What each scenario asserts

  • Expected containers up, unexpected absent. Every service for that config is running and healthy; in remote mode there is no monerod.
  • pithead status exit code: 0 for a healthy config.
  • Dashboard reads live state. /api/state is reachable; Monero is synced (done); pruned/full display matches monero.prune (#32); the sidechain pool.type matches p2pool.pool.
  • End-to-end mining. Workers are online (proxy_workers >= --workers), stratum has connections, and total hashes are accumulating (#28).
  • Posture propagated. MONERO_RPC_BIND, DASHBOARD_SECURE, XVB_ENABLED, and TARI_REQUIRED in .env match the config; the Caddyfile uses the right scheme.
  • Idempotency. A second apply -y with no change is a clean no-op.
  • Secrets preserved. The proxy token and onion addresses are unchanged across every apply.

Lifecycle + failover (--lifecycle)

For one representative config:

  • restart brings the stack back healthy (status0).
  • An apply that changes the sidechain recreates only the affected containers and preserves secrets; the dashboard reflects the new pool; then it's reverted.
  • Node-down failover (#31): stop monerodstatus returns non-zero (node down) and the dashboard rejects workers (stops xmrig-proxy) → start monerod → workers readmitted → status0.

NOTE: upgrade (which rebuilds/pulls images) is intentionally not run unattended. It's slow and changes the bundle under test. Validate it as part of the release staging smoke test instead.


Artifacts & triage

Each run writes a manifest (results/manifest.txt) recording exactly what was under test: the stack VERSION, git revision, and docker compose images. A run is reproducible.
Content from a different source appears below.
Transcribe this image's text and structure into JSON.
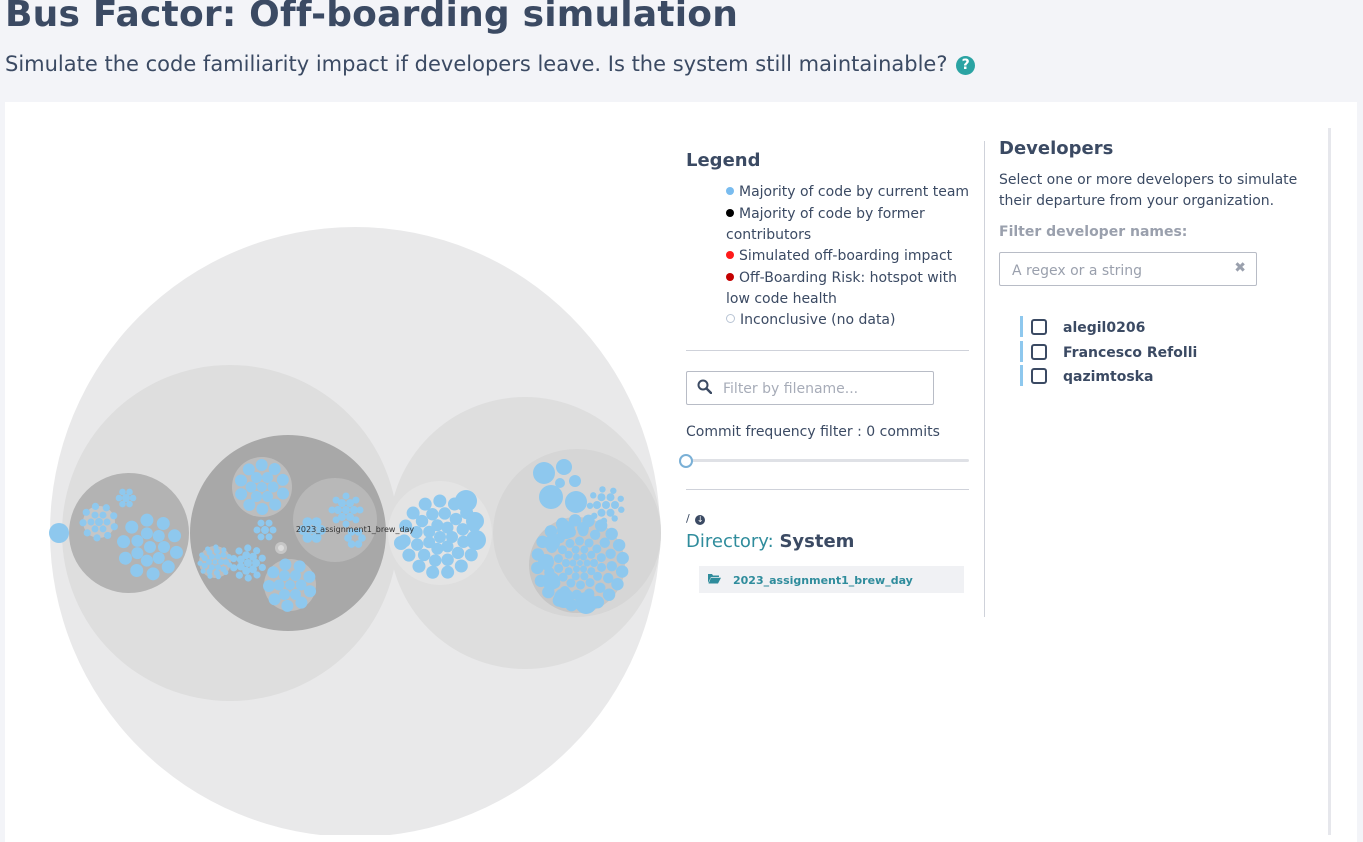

On a scenario failure, the harness captures (redacted) to results/<scenario>/: compose-ps.txt, status.txt, doctor.txt, config.json, env.redacted.txt, api-state.json, and logs.txt (last 200 lines per service). The end-of-run summary lists each failed assertion and points at these.


The self-test (CI)

tests/integration/selftest.sh exercises the harness's pure logic with no server: config rendering and value typing, expectation derivation (profile gating), secret redaction, the SSH/local exec wrapper, JSON parsing, and matrix axis coverage. It runs in CI on every PR (the shell job) and via make test-integration-selftest, so the harness itself is held to the same lint/test standard as the rest of the stack.


Release gate (#44)

The live matrix is the required, blocking pre-release gate: a release is not promoted or published unless it's green against the real Monero + Tari nodes. It's surfaced as make test-integration and wired into the make release pipeline's test gate. See Releasing › Pre-release gate. The version tagged/published is the exact bundle this run validated.